Z zapewnień ministra finansów Jacka Rostowskiego o „stabilności” polskiego budżetu niewiele zostało. Wraz z upływem kolejnych miesięcy bieżącego roku rządowe stanowisko wobec możliwej konieczności nowelizacji ustawy budżetowej miękło coraz bardziej. Ostatnio zaś premier przyznał, że nowelizacja jest „bardziej prawdopodobna, niż mniej”. Szef rządu nie chciał powiedzieć, czy na pewno wejdzie w życie, na pewno będzie jednak przygotowywana.
Wesprzyj nas już teraz!
Ze względów prestiżowych rządowi trudno przyznawać się do budżetowej porażki. Założone wpływy z podatków, mandatów i innych źródeł już okazały się znacznie mniejsze, niż przewidywano. Do tego stopnia, że na koniec kwietnia deficyt budżetowy wynosił już niemal 90 proc. deficytu przewidzianego na cały 2013 r. To każe zakładać, że niezależnie od rządowych zapewnień, nowelizacja budżetu będzie konieczna.
Sytuacja na rynku pracy jest na tyle nieciekawa, że sygnały o planowanych cięciach budżetowych spotkają się zapewne z protestami. Dlatego premier zapewniał, że rząd pracuje nad takim rozwiązaniem, by redukcja wydatków nie dotknęła pozycji o charakterze społecznym i by obecny rok nie był rokiem dotkliwych doświadczeń dla ludzi. Proponował wobec tego ograniczenie wydatków np. na uzbrojenie armii.
Stopniowa zmiana tonu rządowych wypowiedzi na temat możliwości nowelizacji budżetu, od „niewykluczania”, do prawdopodobieństwa, a w efekcie nawet zapewnienia, że projekt nowelizacji będzie gotowy jeszcze w czerwcu sprawia, że nie wiadomo dotąd, jaki faktycznie budżet ma obowiązywać w tym roku.
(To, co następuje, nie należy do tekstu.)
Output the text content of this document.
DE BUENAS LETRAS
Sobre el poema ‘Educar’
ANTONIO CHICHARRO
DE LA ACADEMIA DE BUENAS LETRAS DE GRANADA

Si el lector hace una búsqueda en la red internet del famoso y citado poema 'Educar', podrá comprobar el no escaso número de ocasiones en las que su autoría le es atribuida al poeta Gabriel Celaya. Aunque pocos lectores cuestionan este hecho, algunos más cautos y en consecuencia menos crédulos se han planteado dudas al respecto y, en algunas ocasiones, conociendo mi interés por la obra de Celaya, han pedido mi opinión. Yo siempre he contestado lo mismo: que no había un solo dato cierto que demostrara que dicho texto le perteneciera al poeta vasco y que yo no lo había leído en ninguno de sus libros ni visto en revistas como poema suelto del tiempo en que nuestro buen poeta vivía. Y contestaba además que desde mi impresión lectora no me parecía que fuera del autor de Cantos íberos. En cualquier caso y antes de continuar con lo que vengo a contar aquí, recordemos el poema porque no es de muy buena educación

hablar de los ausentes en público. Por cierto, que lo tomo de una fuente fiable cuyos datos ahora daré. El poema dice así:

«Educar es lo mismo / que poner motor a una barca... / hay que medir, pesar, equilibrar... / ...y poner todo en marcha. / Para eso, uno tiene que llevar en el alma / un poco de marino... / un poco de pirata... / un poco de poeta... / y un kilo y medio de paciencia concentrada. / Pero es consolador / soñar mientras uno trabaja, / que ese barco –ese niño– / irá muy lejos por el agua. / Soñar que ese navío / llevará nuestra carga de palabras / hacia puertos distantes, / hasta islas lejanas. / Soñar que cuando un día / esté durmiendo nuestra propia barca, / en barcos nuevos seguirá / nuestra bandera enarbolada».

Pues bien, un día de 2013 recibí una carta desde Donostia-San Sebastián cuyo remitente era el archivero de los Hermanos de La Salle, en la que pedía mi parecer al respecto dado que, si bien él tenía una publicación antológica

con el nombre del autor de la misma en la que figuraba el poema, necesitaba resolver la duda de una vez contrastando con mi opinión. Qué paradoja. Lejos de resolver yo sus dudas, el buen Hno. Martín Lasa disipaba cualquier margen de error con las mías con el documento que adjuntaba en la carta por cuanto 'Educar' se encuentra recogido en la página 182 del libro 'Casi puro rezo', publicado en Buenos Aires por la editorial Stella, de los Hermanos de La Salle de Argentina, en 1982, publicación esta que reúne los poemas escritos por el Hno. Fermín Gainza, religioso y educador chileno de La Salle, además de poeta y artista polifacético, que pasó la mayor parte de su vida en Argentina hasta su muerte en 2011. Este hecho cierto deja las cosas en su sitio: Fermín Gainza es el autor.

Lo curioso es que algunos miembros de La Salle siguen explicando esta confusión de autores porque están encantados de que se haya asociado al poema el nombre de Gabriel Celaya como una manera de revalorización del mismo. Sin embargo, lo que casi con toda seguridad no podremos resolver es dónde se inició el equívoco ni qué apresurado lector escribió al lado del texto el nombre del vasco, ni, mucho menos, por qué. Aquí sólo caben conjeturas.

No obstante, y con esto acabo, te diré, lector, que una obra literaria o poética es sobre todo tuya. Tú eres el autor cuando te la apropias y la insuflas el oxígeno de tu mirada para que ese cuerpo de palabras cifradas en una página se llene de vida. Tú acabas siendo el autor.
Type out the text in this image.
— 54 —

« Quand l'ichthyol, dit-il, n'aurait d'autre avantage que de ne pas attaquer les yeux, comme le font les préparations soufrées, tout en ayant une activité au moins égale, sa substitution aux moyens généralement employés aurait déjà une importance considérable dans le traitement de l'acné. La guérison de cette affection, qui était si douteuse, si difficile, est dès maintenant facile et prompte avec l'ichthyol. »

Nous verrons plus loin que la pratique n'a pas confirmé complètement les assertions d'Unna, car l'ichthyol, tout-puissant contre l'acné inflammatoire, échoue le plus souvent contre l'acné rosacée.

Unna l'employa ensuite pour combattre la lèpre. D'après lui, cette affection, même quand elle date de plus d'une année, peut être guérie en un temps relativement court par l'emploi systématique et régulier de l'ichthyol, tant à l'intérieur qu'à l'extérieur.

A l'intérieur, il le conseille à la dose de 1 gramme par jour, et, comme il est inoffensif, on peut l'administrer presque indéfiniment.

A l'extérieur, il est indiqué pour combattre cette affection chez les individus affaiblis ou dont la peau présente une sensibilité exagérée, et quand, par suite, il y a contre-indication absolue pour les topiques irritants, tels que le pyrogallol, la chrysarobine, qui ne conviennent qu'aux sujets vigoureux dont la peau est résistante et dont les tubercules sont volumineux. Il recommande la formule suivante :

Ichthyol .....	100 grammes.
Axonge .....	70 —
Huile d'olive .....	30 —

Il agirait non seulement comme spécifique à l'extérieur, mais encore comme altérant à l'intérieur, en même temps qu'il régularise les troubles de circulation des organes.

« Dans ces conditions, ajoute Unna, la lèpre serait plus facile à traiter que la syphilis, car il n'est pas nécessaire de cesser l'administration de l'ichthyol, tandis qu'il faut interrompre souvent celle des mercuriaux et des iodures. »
Mimo to Rada Ministrów podczas ostatniego posiedzenia przyjęła już wstępne założenia głównych wskaźników do budżetu państwa na 2014 rok.
Rząd zakłada w przyszłym roku wzrost PKB na poziomie 2,5 proc. Należałoby w tym miejscu przypomnieć, że projekt tegorocznego budżetu opierał się o prognozę wzrostu w wysokości 2,9 proc. Rzeczywistość już we wrześniu ubiegłego roku skorygowała te założenia do 2,2 proc., a w trakcie obecnego roku budżetowego, w kwietniu, okazało się, że osiągniemy zaledwie półtoraprocentowy wzrost. Wyższe, niż przewidywane będzie również bezrobocie, które pomimo rozpoczęcia robót sezonowych w czerwcu utrzymuje się na bardzo wysokim poziomie ponad 14 proc.